A diversificação também ganhou importância neste segundo semestre. As exportações brasileiras de carne bovina chegaram a 1,97 milhão de toneladas entre janeiro e julho, crescimento de 9,9% em relação ao mesmo período do ano passado, mas o setor enfrenta mudanças nas condições de acesso a alguns de seus principais destinos.
Nesse cenário, ampliar o número de compradores reduz a dependência de poucos mercados e aumenta as alternativas comerciais dos frigoríficos. O efeito pode chegar ao pecuarista por meio de maior disputa pela matéria-prima e da valorização de animais que atendam às exigências dos destinos mais remuneradores.
A abertura de um mercado, entretanto, não termina com a autorização sanitária. Frigoríficos precisam cumprir requisitos específicos de produção, processamento, rastreabilidade e certificação para serem habilitados a exportar.

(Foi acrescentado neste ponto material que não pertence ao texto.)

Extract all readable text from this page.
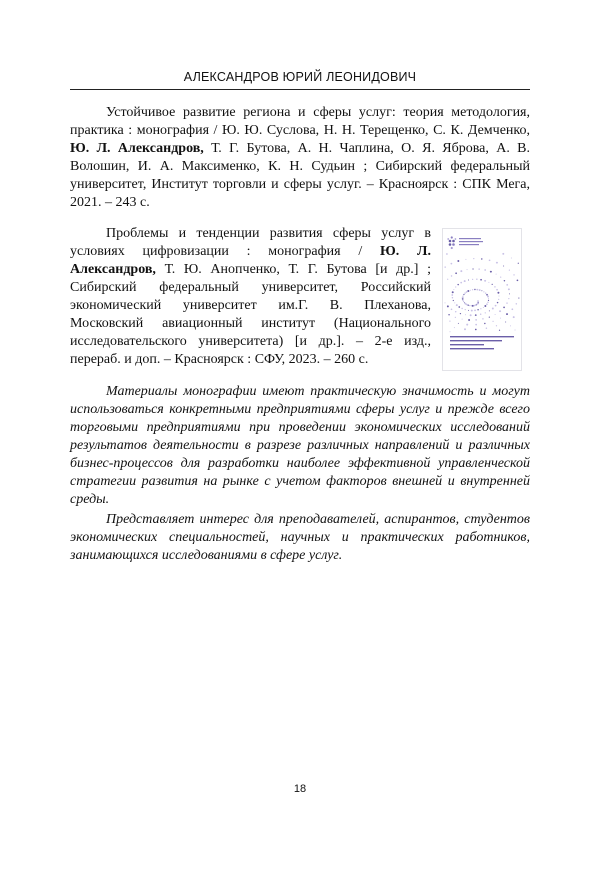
АЛЕКСАНДРОВ ЮРИЙ ЛЕОНИДОВИЧ
Устойчивое развитие региона и сферы услуг: теория методология, практика : монография / Ю. Ю. Суслова, Н. Н. Терещенко, С. К. Демченко, Ю. Л. Александров, Т. Г. Бутова, А. Н. Чаплина, О. Я. Яброва, А. В. Волошин, И. А. Максименко, К. Н. Судьин ; Сибирский федеральный университет, Институт торговли и сферы услуг. – Красноярск : СПК Мега, 2021. – 243 с.
Проблемы и тенденции развития сферы услуг в условиях цифровизации : монография / Ю. Л. Александров, Т. Ю. Анопченко, Т. Г. Бутова [и др.] ; Сибирский федеральный университет, Российский экономический университет им.Г. В. Плеханова, Московский авиационный институт (Национального исследовательского университета) [и др.]. – 2-е изд., перераб. и доп. – Красноярск : СФУ, 2023. – 260 с.

Материалы монографии имеют практическую значимость и могут использоваться конкретными предприятиями сферы услуг и прежде всего торговыми предприятиями при проведении экономических исследований результатов деятельности в разрезе различных направлений и различных бизнес-процессов для разработки наиболее эффективной управленческой стратегии развития на рынке с учетом факторов внешней и внутренней среды.

Представляет интерес для преподавателей, аспирантов, студентов экономических специальностей, научных и практических работников, занимающихся исследованиями в сфере услуг.

18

É justamente esse processo que começa agora para os produtos incluídos na chamada. Os estabelecimentos interessados devem encaminhar a documentação por meio do Serviço de Inspeção Federal (SIF) e do respectivo Serviço de Inspeção de Produtos de Origem Animal (Sipoa), para que a manifestação chegue ao Mapa dentro do prazo.
Manifestações apresentadas depois das 18h desta segunda-feira não serão consideradas.
A auditoria japonesa será o passo seguinte. Se o resultado permitir a revisão das regras atuais, o Brasil poderá acrescentar novos produtos bovinos à pauta de exportações para o Japão enquanto continua negociando o objetivo de maior peso econômico para a pecuária nacional: a abertura do mercado japonês à carne bovina brasileira in natura.